La division générale n’a pas examiné sile prestataire était fondé à quitter son emploi

[20] Comme nous l’avons vu, la division générale a conclu à tort que le prestataire n’avait pas quitté son emploi. Cela l’a amenée à conclure, encore une fois à tort, qu’il n’était pas nécessaire d’examiner si le prestataire avait quitté volontairement son emploi.

[21] Ces erreurs ont donné lieu à une troisième erreur potentielle. Une fois qu’il est établi qu’une partie prestataire a quitté volontairement son emploi, il importe de décider si elle était fondée à quitter cet emploi conformément à l’article 29(c) de la Loi sur l’assurance-emploi. La division générale n’a pas jugé nécessaire de poser cette question. C’était une erreur.

[22] Je ne vais pas décider si le prestataire était fondé à quitter volontairement son emploi. Je laisserai la division générale trancher cette question lors d’une audience ultérieure. Pour l’instant, cependant, il semble que le départ du prestataire n’était pas la seule solution raisonnable dans son cas. Il aurait pu demander un parcours plus long. Il aurait pu accepter le parcours offert et le conduire jusqu’à ce qu’il trouve un autre emploi mieux rémunéré. La Cour d’appel fédérale a déclaré que le fait de quitter son emploi pour chercher un meilleur emploi mieux rémunéré ne constitue pas un motif valableNote de bas de page 7.

Réparation

[23] Lorsque la division générale fait une erreur, la division d’appel peut la corriger de l’une des deux façons suivantes : i) elle peut renvoyer l’affaire à la division générale pour une nouvelle audience, ou ii) elle peut rendre la décision que la division générale aurait dû rendreNote de bas de page 8.
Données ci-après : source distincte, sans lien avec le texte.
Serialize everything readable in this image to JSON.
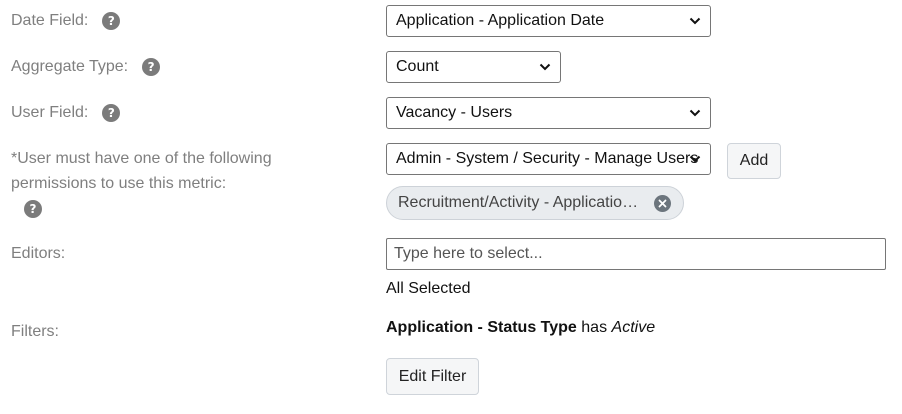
{
  "fields": {
    "date_field": {
      "label": "Date Field:",
      "value": "Application - Application Date"
    },
    "aggregate_type": {
      "label": "Aggregate Type:",
      "value": "Count"
    },
    "user_field": {
      "label": "User Field:",
      "value": "Vacancy - Users"
    },
    "permissions": {
      "label_line1": "*User must have one of the following",
      "label_line2": "permissions to use this metric:",
      "value": "Admin - System / Security - Manage Users",
      "add_label": "Add",
      "selected_chip": "Recruitment/Activity - Application Admin"
    },
    "editors": {
      "label": "Editors:",
      "placeholder": "Type here to select...",
      "summary": "All Selected"
    },
    "filters": {
      "label": "Filters:",
      "field": "Application - Status Type",
      "operator": "has",
      "value": "Active",
      "edit_label": "Edit Filter"
    }
  },
  "icons": {
    "help": "question-circle-icon",
    "dropdown": "chevron-down-icon",
    "remove": "close-circle-icon"
  },
  "colors": {
    "label": "#7f7f7f",
    "help_icon": "#7b7b7b",
    "chip_bg": "#e9ecef"
  }
}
[24] Le Tribunal doit procéder aussi rapidement que l’équité le permet. Normalement, je serais enclin à rendre la décision que la division générale aurait dû rendre et à trancher cette affaire sur le fond, mais je ne pense pas que le dossier soit assez complet pour me permettre de le faire.

[25] J’ai écouté l’enregistrement audio complet de l’audience de la division générale. J’ai entendu le témoignage du prestataire concernant de nombreux sujets pertinents, y compris la nature de son emploi de conducteur d’autobus et les raisons pour lesquelles il a refusé les parcours que X lui a offerts en septembre 2021. Toutefois, je n’ai pas entendu le membre de la division générale demander au prestataire s’il avait envisagé d’autres solutions que de refuser les parcours. Il s’agit d’un sujet important dans toute affaire d’exclusion de l’assurance-emploi, et cette lacune dans le dossier me fait hésiter à décider moi-même du bien-fondé de cette affaire.

[26] Contrairement à la division d’appel, le mandat principal de la division générale est de soupeser la preuve et de tirer des conclusions de fait. Par conséquent, elle est mieux placée que moi pour entendre le témoignage du prestataire sur ce sujet important et explorer les pistes d’enquête qui peuvent en découler. Dans le cas présent, j’estime que la meilleure option est de renvoyer l’affaire à la division générale pour la tenue d’une nouvelle audience.

Conclusion

[27] Pour les motifs susmentionnés, je conclus que la division générale a commis des erreurs de fait et de droit en décidant que le prestataire avait droit aux prestations d’assurance-emploi. Comme le dossier n’est pas assez complet pour me permettre de trancher la présente affaire sur le fond, je le renvoie à la division générale pour qu’elle tienne une nouvelle audience.